Le rapport de MSF présente une typologie des méthodes qu’il dénonce. De la part des forces marocaines, la violence se produit lors des rafles et des arrestations, durant les détentions ou encore au moment du refoulement, généralement vers la frontière algérienne. Les agents de sécurité espagnols, eux, la pratiquent essentiellement aux alentours du grillage séparant les enclaves du territoire marocain. Médecins sans Frontières souligne cependant aussi l’importance de la « violence indirecte », par exemple lorsque les autorités marocaines installent dans la forêt de Bel Younech un camp privant les migrants d’accès à l’eau potable. Une autre source, José Palazón, de l’ONG espagnole Prodein, accuse aussi les auxiliaires de l’armée marocaine, appelés « mehanis », de faire payer aux migrants le droit de sortir de la forêt ; en cas de refus de paiement, « ils les dépouillent de tout et les laissent, nus et dispersés ».

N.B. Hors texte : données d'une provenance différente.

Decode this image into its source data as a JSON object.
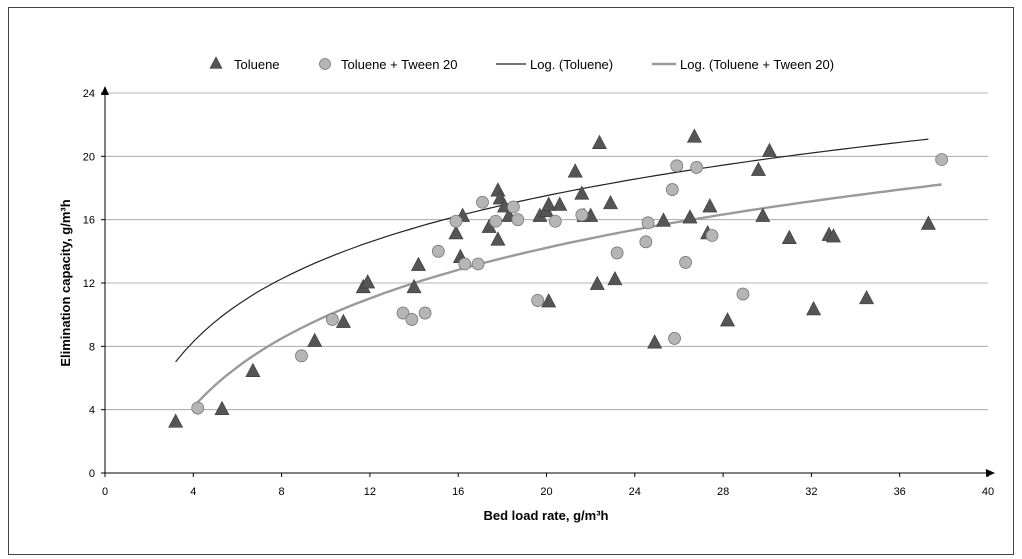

Confronté aux récentes tentatives massives de passage du grillage, l’Espagne a décidé de renforcer sa présence militaire à Ceuta et Melilla. La vice-première ministre, Mme Fernández de la Vega, a aussi annoncé l’augmentation « des éléments structurels qui empêcheront l’accès ». Ce qui, curieusement, a suscité des réactions négatives de deux syndicats de la police espagnole, estimant qu’il vaut mieux envoyer des agents « spécialisés dans le contrôle des masses » plutôt que des militaires.
MSF, pour sa part, ne s’engage pas sur ce terrain, pas plus que sur celui de l’ouverture des frontières espagnoles aux migrants. L’organisation se contente de demander que, lorsque des autorités interviennent, ce soit dans le respect des droits des personnes, même de celles qui sont en situation illégale.